Heiko Oberman papers
Collection area: University of Arizona
Collection dates: 1949-2016 bulk (bulk 1985-2001)
The Oberman papers are predominately a correspondence collection related to a number of areas of his professional life including teaching, lecturing, preaching, extensive travels, his academic publishing and editorial work, and service with a variety of organizations. The collection ncludes information about projects, colleagues and academic affairs at Harvard University, the University of Tubingen and the University of Arizona. The materials are largely in the English language, but twenty percent of the collection, especially records earlier than 1985, are in German and Dutch.
Other formats include publications, ephemera, journals, media, and photographs. Some newspaper clippings and pamphlets are embedded with correspondence, publications, travel and project files and there are clippings collected topically including reviews of Oberman’s publications and publicity for events, awards, and news items. There is a small series of photographs that are reproductions of illustrations used in Oberman’s book Luther: Man Between God and the Devil and clippings. There are a number of audio recordings including lectures and notes on cassettes, microcassettes and reel to reel. There are also digital files on floppy disks (3 ½ and 5 ¼) and CD’s. The collection includes copies of Oberman’s publications, offprints, and a limited amount of publications from other authors.
The collection also includes correspondence related to Oberman collected by colleagues, especially Thomas A. Brady, Jr., of Stanford University, family members and friends, especially covering the years 2001-2005 following Oberman’s illness and death.
Heiko Augustinus Oberman (1930-2001) was an acclaimed scholar and educator who made significant contributions to the study of the Reformation and late Medieval and Renaissance history. He was Regents Professor at the University of Arizona and recipient of the Heineken Prize for History in 1996, the highest award for the field.
Oberman was born in the city of Utrecht, the Netherlands on October 15, 1930. He graduated with a doctoral degree in Historical Theology from the University of Utrecht in 1957. He then joined the faculty at the Harvard Divinity School in Church History in 1958, where he was promoted quickly to full professor in 1963 and held the Winn Professor of Ecclesiastical History.
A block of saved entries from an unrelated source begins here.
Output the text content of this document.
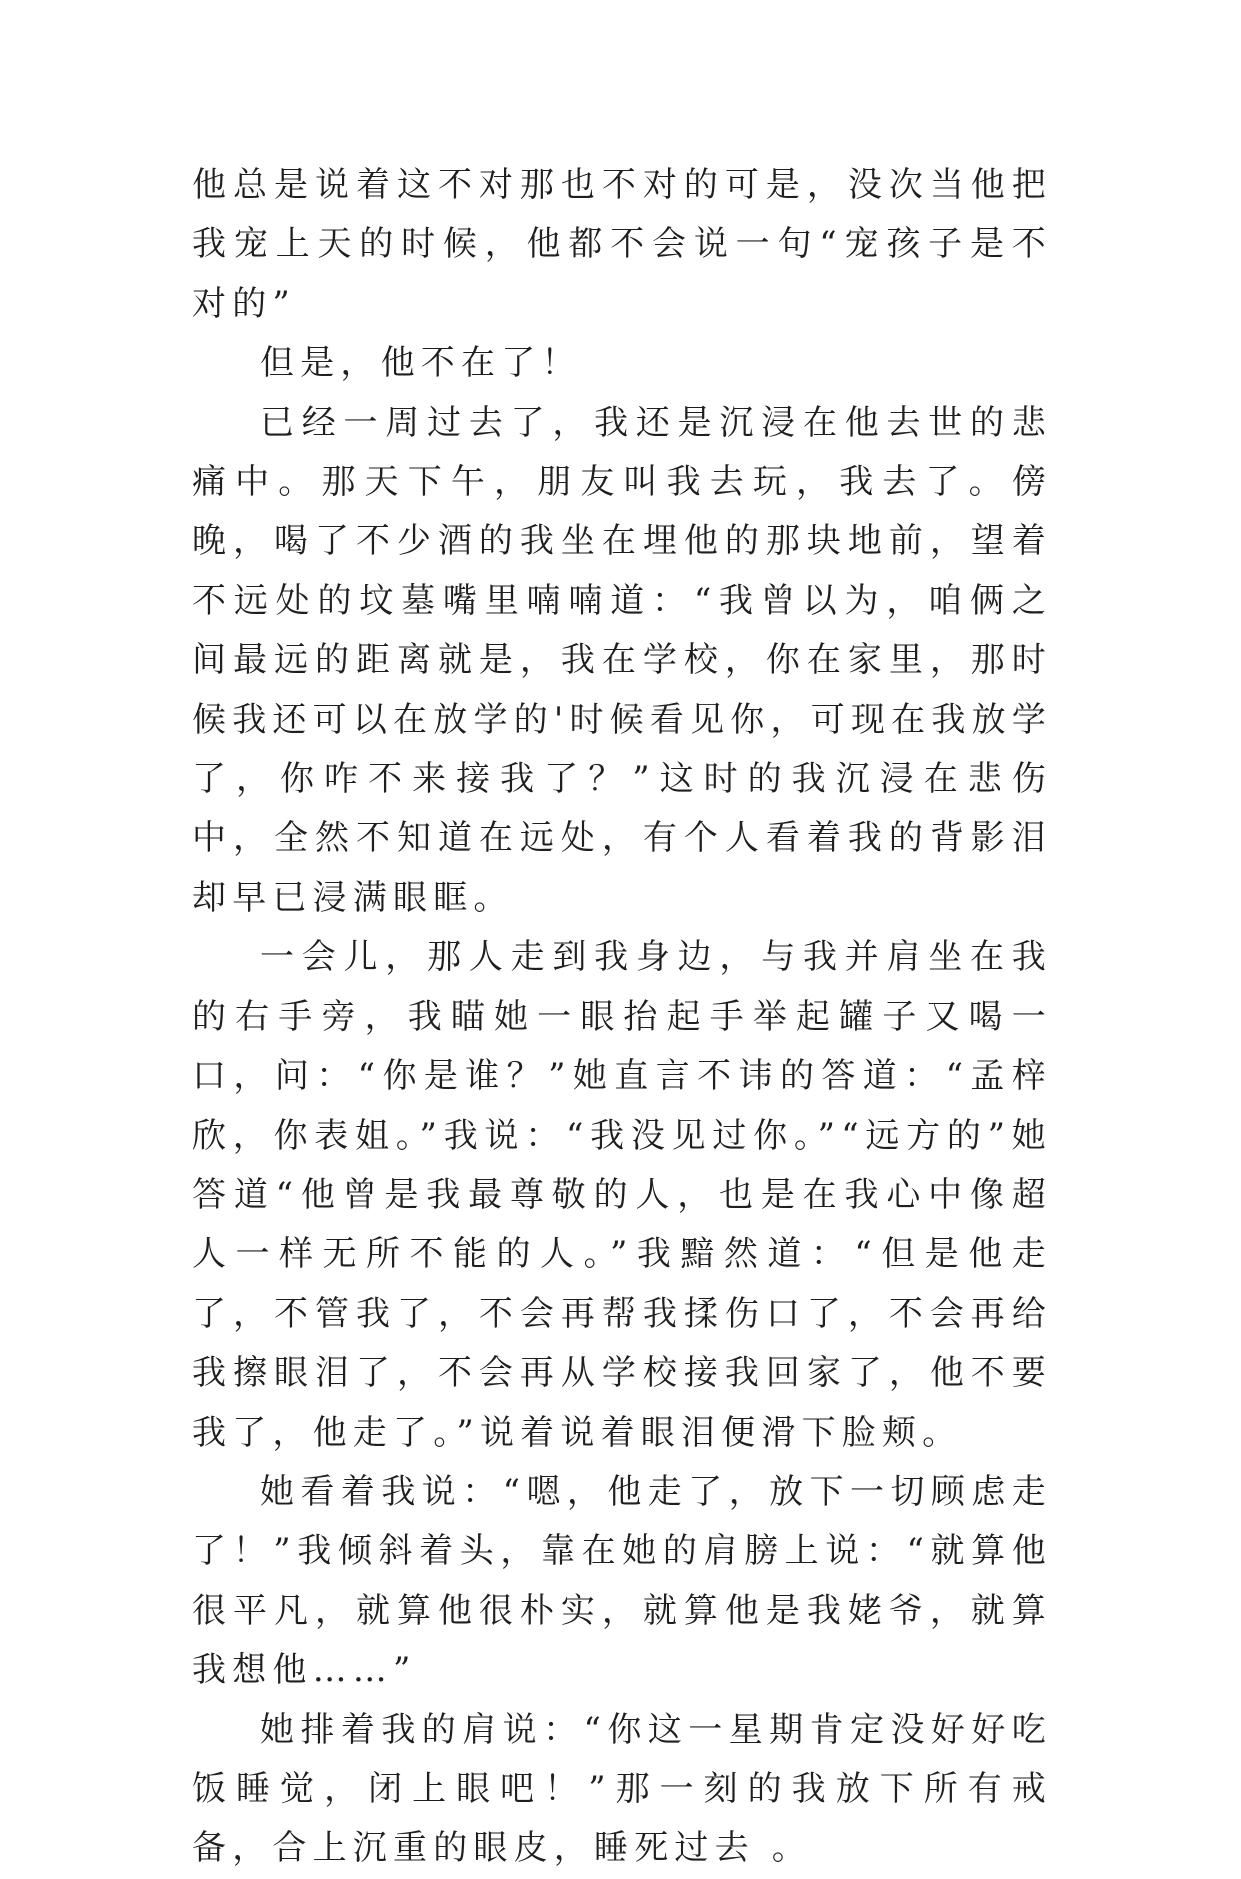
他总是说着这不对那也不对的可是，没次当他把我宠上天的时候，他都不会说一句“宠孩子是不对的”

但是，他不在了！

已经一周过去了，我还是沉浸在他去世的悲痛中。那天下午，朋友叫我去玩，我去了。傍晚，喝了不少酒的我坐在埋他的那块地前，望着不远处的坟墓嘴里喃喃道：“我曾以为，咱俩之间最远的距离就是，我在学校，你在家里，那时候我还可以在放学的'时候看见你，可现在我放学了，你咋不来接我了？”这时的我沉浸在悲伤中，全然不知道在远处，有个人看着我的背影泪却早已浸满眼眶。

一会儿，那人走到我身边，与我并肩坐在我的右手旁，我瞄她一眼抬起手举起罐子又喝一口，问：“你是谁？”她直言不讳的答道：“孟梓欣，你表姐。”我说：“我没见过你。”“远方的”她答道“他曾是我最尊敬的人，也是在我心中像超人一样无所不能的人。”我黯然道：“但是他走了，不管我了，不会再帮我揉伤口了，不会再给我擦眼泪了，不会再从学校接我回家了，他不要我了，他走了。”说着说着眼泪便滑下脸颊。

她看着我说：“嗯，他走了，放下一切顾虑走了！”我倾斜着头，靠在她的肩膀上说：“就算他很平凡，就算他很朴实，就算他是我姥爷，就算我想他……”

她排着我的肩说：“你这一星期肯定没好好吃饭睡觉，闭上眼吧！”那一刻的我放下所有戒备，合上沉重的眼皮，睡死过去 。
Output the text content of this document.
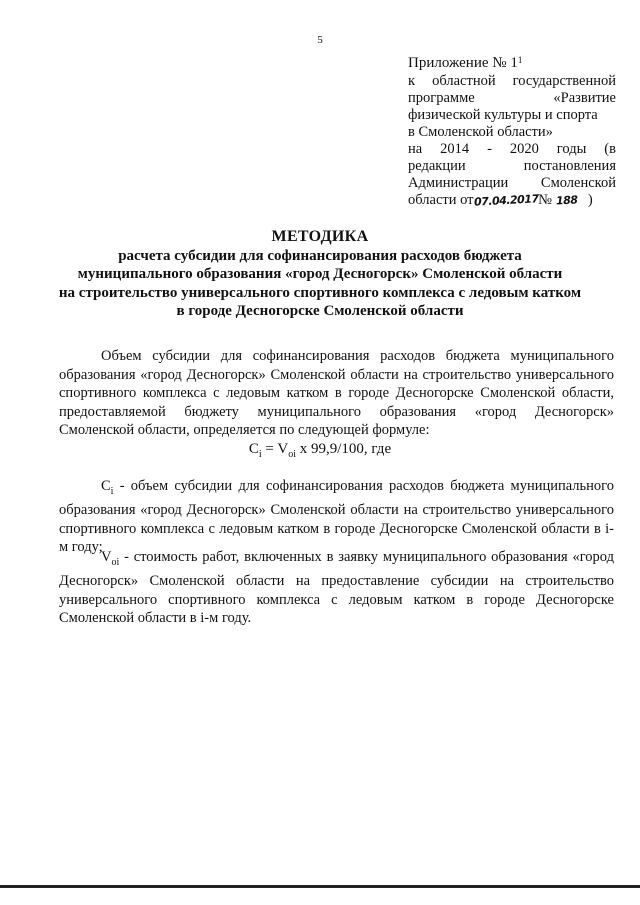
5
Приложение № $1^1$
к областной государственной
программе	«Развитие
физической культуры и спорта
в Смоленской области»
на 2014 - 2020 годы (в
редакции	постановления
Администрации Смоленской
области от 07.04.2017 №
188
)
МЕТОДИКА
расчета субсидии для софинансирования расходов бюджета
муниципального образования «город Десногорск» Смоленской области
на строительство универсального спортивного комплекса с ледовым катком
в городе Десногорске Смоленской области
Объем субсидии для софинансирования расходов бюджета муниципального образования «город Десногорск» Смоленской области на строительство универсального спортивного комплекса с ледовым катком в городе Десногорске Смоленской области, предоставляемой бюджету муниципального образования «город Десногорск» Смоленской области, определяется по следующей формуле:
$C_i = V_{oi}$ x 99,9/100, где
$C_i$ - объем субсидии для софинансирования расходов бюджета муниципального образования «город Десногорск» Смоленской области на строительство универсального спортивного комплекса с ледовым катком в городе Десногорске Смоленской области в i-м году;
$V_{oi}$ - стоимость работ, включенных в заявку муниципального образования «город Десногорск» Смоленской области на предоставление субсидии на строительство универсального спортивного комплекса с ледовым катком в городе Десногорске Смоленской области в i-м году.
Oberman left Harvard in 1966 for the University of Tübingen, in Germany where he was a chair in the Theology Department and later Director of the Institute for Late Middle Ages and Reformation Research. He was also an observer at the four sessions of the Second Vatican Council (Vatican II), 1962-1965.
In 1984 Oberman joined the History department at the University of Arizona and founded the Center for Late Medieval and Reformation Studies. Amongst his many accomplishments was launching the annual Town and Gown and Summer Lecture Series which drew upon Oberman's extensive network of colleagues and brought many of Europe and North America's leading scholars to Tucson.
Professor Oberman is a Fellow of the Medieval Academy of America, and Corresponding fellow of the British Academy of Arts and Sciences. He has received honorary degrees from Harvard University, the University of St. Louis and the University of Aberdeen, Scotland. In 1991 he was chosen as a member of the American Philosophical Society. He was author or editor of thirty books and some hundred articles. Oberman is particularly known for his prize-winning study The Harvest of Medieval Theology (Harvard University Press, 1963) and for his Luther: Man Between God and the Devil (English version, Yale University Press, 1982), for which he received the German Historischer Sachbuchpreis for "the most significant history book during the decade 1975-1985." Coincident with the diagnosis of his terminal illness, it was announced that a distinction for extraordinary representation of Dutch scholarship and culture would be conferred on Heiko Oberman by Queen Beatrix of the Netherlands in April 2002.
Heiko Oberman passed away on April 22, 2001 from melanoma. In 2010 Oberman’s extensive personal library was transferred to the University of Arizona Libraries. The collection, nearly 10,000 volumes, centers on the late Middle Ages, the Renaissance, and the Reformation.